It occurred to me today, on this third anniversary of the Iraq war, that the press seems to be resting on its collective laurels a bit.
When the war got going, and we were seeing video bits of spectacular explosions, lighting up the Iraqi skies, the press constantly referred to every city in Iraq as "The holy city of ..." Now, if this was out of some sort of fawning reverence to all things Islam, or even out of respect for "the people of Iraq", they would still be using those four words in reference to the towns.
Since they have taken, over the last year or more, to merely calling the cities by their name, without the distinguishing preamble, one might ask why. I believe the answer is this:
The press couldn't care less if any city or site, in any country, is considered holy. I've never heard "The holy city of Tel Aviv was bombed today..." The reason they kept tagging on "The holy city of..." was to make it sound that somehow we were the bad guys, bombing "holy sites", not terrorists or the followers of a maniacal dictator (who were 'spiritually sensitive' enough to hide in mosques, often behind children, hoping to avoid their doom).
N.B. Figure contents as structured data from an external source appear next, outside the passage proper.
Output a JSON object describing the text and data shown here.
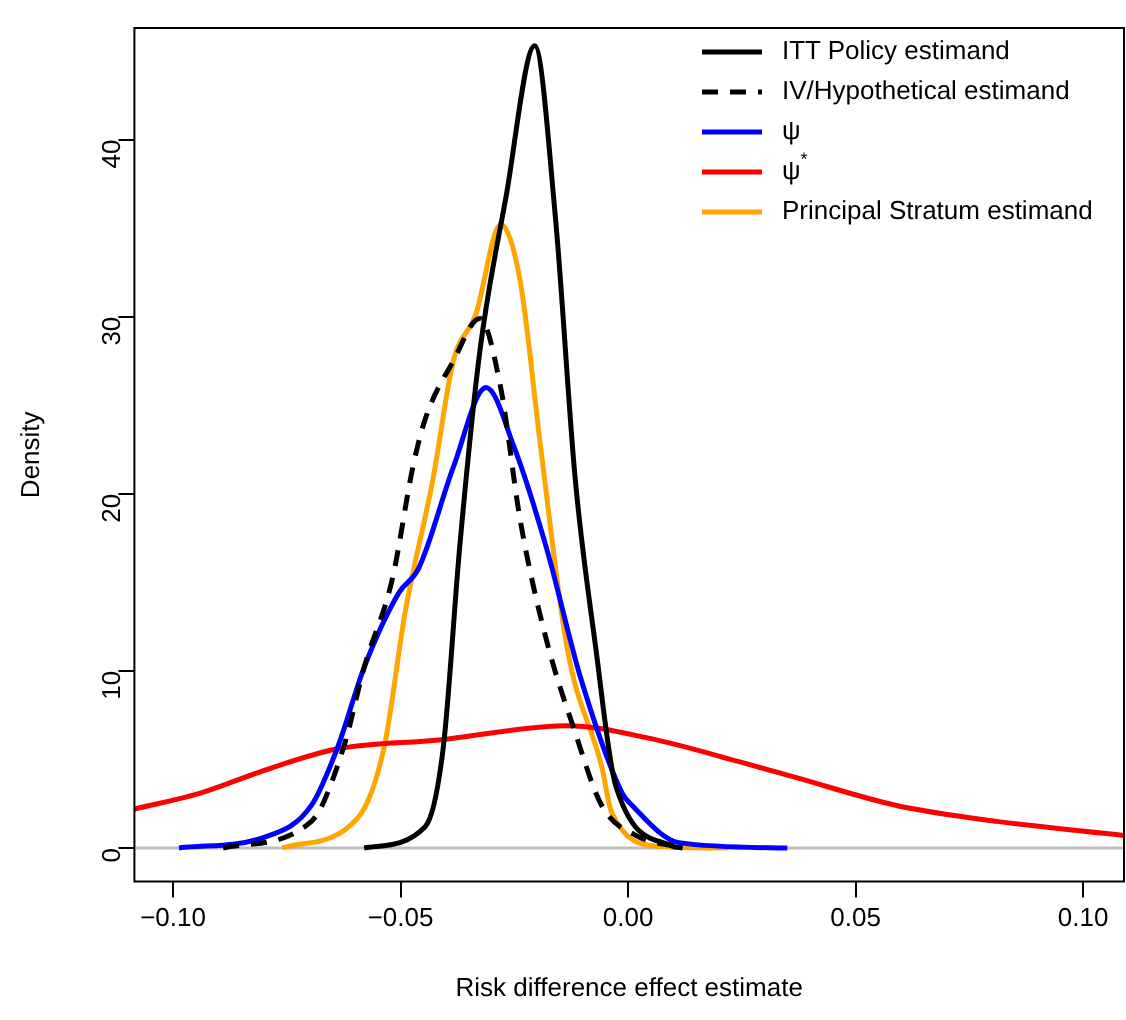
{
  "chart_data": {
    "type": "line",
    "xlabel": "Risk difference effect estimate",
    "ylabel": "Density",
    "xlim": [
      -0.1085,
      0.109
    ],
    "xticks": [
      {
        "value": -0.1,
        "label": "−0.10"
      },
      {
        "value": -0.05,
        "label": "−0.05"
      },
      {
        "value": 0,
        "label": "0.00"
      },
      {
        "value": 0.05,
        "label": "0.05"
      },
      {
        "value": 0.1,
        "label": "0.10"
      }
    ],
    "ylim": [
      -1.9,
      46.3
    ],
    "yticks": [
      0,
      10,
      20,
      30,
      40
    ],
    "grid": false,
    "legend": "top right",
    "marker": "none",
    "ref_lines": [
      {
        "axis": "y",
        "value": 0,
        "color": "#bebebe"
      }
    ],
    "series": [
      {
        "name": "ITT Policy estimand",
        "color": "#000000",
        "line_style": "solid",
        "x": [
          -0.058,
          -0.0446,
          -0.0406,
          -0.037,
          -0.0326,
          -0.0268,
          -0.0205,
          -0.016,
          -0.0116,
          -0.0071,
          -0.0027,
          0.0098,
          0.012
        ],
        "values": [
          0,
          1.2,
          5.7,
          17,
          28,
          36.8,
          45.3,
          35.7,
          20.8,
          11.3,
          3.5,
          0.1,
          0
        ]
      },
      {
        "name": "IV/Hypothetical estimand",
        "color": "#000000",
        "line_style": "dashed",
        "x": [
          -0.089,
          -0.0696,
          -0.0625,
          -0.058,
          -0.0518,
          -0.0473,
          -0.0446,
          -0.0384,
          -0.0326,
          -0.028,
          -0.0237,
          -0.018,
          -0.0116,
          -0.0058,
          0.0018,
          0.012
        ],
        "values": [
          0,
          1.5,
          5.7,
          10.2,
          15.2,
          21.5,
          24.2,
          27.5,
          29.9,
          26,
          18.5,
          11.8,
          6.5,
          2.4,
          0.7,
          0
        ]
      },
      {
        "name": "ψ",
        "color": "#0000ff",
        "line_style": "solid",
        "x": [
          -0.0987,
          -0.08,
          -0.0696,
          -0.0638,
          -0.058,
          -0.0504,
          -0.046,
          -0.0384,
          -0.0312,
          -0.025,
          -0.018,
          -0.0103,
          -0.0013,
          0.0009,
          0.0112,
          0.035
        ],
        "values": [
          0,
          0.6,
          2.4,
          5.7,
          10.2,
          14.4,
          15.8,
          21.5,
          26,
          22.6,
          17,
          9.5,
          3.1,
          2.4,
          0.3,
          0
        ]
      },
      {
        "name": "ψ$^{*}$",
        "color": "#ff0000",
        "line_style": "solid",
        "x": [
          -0.1085,
          -0.094,
          -0.0786,
          -0.0638,
          -0.0415,
          -0.0134,
          0.0045,
          0.0254,
          0.0366,
          0.059,
          0.081,
          0.109
        ],
        "values": [
          2.2,
          3.1,
          4.5,
          5.6,
          6.1,
          6.9,
          6.2,
          4.8,
          4.0,
          2.4,
          1.5,
          0.7
        ]
      },
      {
        "name": "Principal Stratum estimand",
        "color": "#ffa500",
        "line_style": "solid",
        "x": [
          -0.076,
          -0.0594,
          -0.0536,
          -0.049,
          -0.0429,
          -0.0384,
          -0.0335,
          -0.028,
          -0.0237,
          -0.0192,
          -0.0134,
          -0.0058,
          -0.0036,
          0.0067,
          0.022
        ],
        "values": [
          0,
          1.7,
          5.7,
          13.3,
          20.8,
          27.5,
          30.1,
          35.2,
          32,
          22.6,
          11.3,
          4.6,
          2,
          0.1,
          0
        ]
      }
    ]
  }
}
Remember, Bush bad, any other world leader, no matter how murderous, good. So why not fuel the fire by pronouncing every military target "holy"? Now that they've done their job, they've made it look like only bad things happen in Iraq, there's an increasing anti-war (and anti-Bush) sentiment growing, there's no need to mention "holy" anymore. It probably came as a relief to not have to utter that word anymore. Because in America, when someone says "holy" the Judeo-Christian deity springs to mind. And we can't have that, now, can we.